Set Theoretic Explanation of Existence of Convergent Sequence

Question

Suppose that we have some set $A \subseteq \mathbb R$ whose infimum is $m$. Now, generally, we simply say that in such a situation, there is a sequence $\{a_n\}_{n \in \mathbb N} \subseteq A$ which converges to $m$. However, is there a way to prove this statement with ZF axioms? I want to say that with ZFC, we should use Axiom of Choice to give a function $f: \mathbb N \mapsto a_n$ with $a_n \in A \cap B_{1/n}(m)$ where $B_\epsilon(a)$ is the $\epsilon$-ball around $a$. This certainly suffices, but presentation of mathematics generally distinguishes proofs which require the Axiom of Choice versus those which don't, so I'm thinking I might be overlooking a proof which uses only ZF.

Answer 1

Some choice is needed for this claim.

Suppose that $D'$ is a Dedekind finite infinite set of reals, meaning that it has no countable subsets (there are models of $\mathsf{ZF}$ where such things exist). Such a set must have an accumulation point, call it $p$, and we can assume wlog that $p$ is an accumulation point of $D=D'\cap(p,\infty)$ (by replacing $D'$ with $-D'$ and $p$ with $-p$ if needed). Now $p=\inf D$, but no sequence in $D$ can converge to $p$, since all sequences in $D$ are eventually constant (otherwise the image of a sequence which is not eventually constant would be a countable subset of $D$, hence of $D'$, which was Dedekind finite).

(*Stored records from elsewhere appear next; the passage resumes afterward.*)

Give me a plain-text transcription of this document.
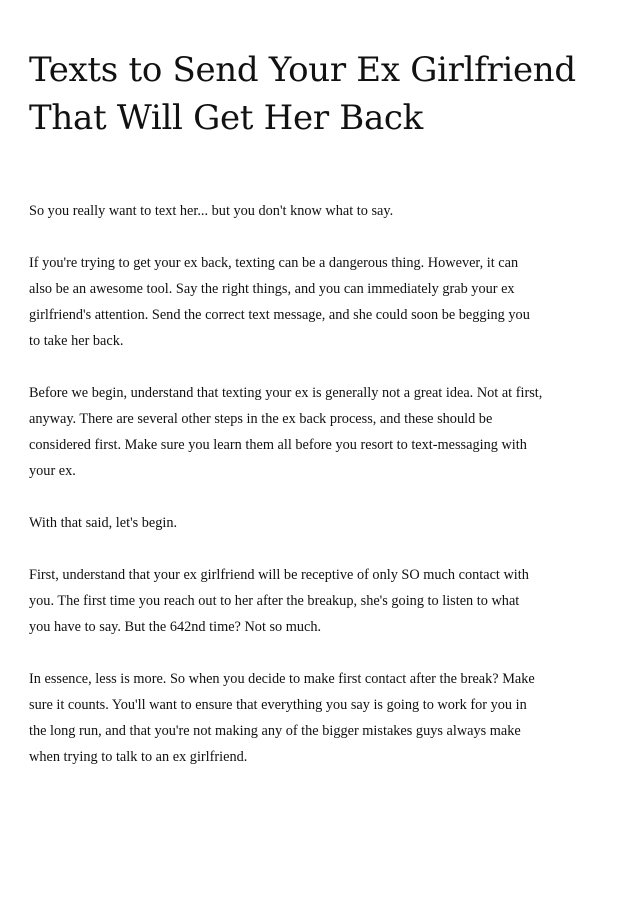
Texts to Send Your Ex Girlfriend
That Will Get Her Back

So you really want to text her... but you don't know what to say.

If you're trying to get your ex back, texting can be a dangerous thing. However, it can
also be an awesome tool. Say the right things, and you can immediately grab your ex
girlfriend's attention. Send the correct text message, and she could soon be begging you
to take her back.

Before we begin, understand that texting your ex is generally not a great idea. Not at first,
anyway. There are several other steps in the ex back process, and these should be
considered first. Make sure you learn them all before you resort to text-messaging with
your ex.

With that said, let's begin.

First, understand that your ex girlfriend will be receptive of only SO much contact with
you. The first time you reach out to her after the breakup, she's going to listen to what
you have to say. But the 642nd time? Not so much.

In essence, less is more. So when you decide to make first contact after the break? Make
sure it counts. You'll want to ensure that everything you say is going to work for you in
the long run, and that you're not making any of the bigger mistakes guys always make
when trying to talk to an ex girlfriend.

On the other this claim is provable from $\mathsf{ZF}+\mathsf{AC}_\omega$, the axiom of countable choice, and the more general claim that if $X$ is a metric space and $p\in X$ is an accumulation point of $D\subseteq X$, then there is a sequence in $D$ converging to $p$ is actually equivalent to the axiom of countable choice over $\mathsf{ZF}$.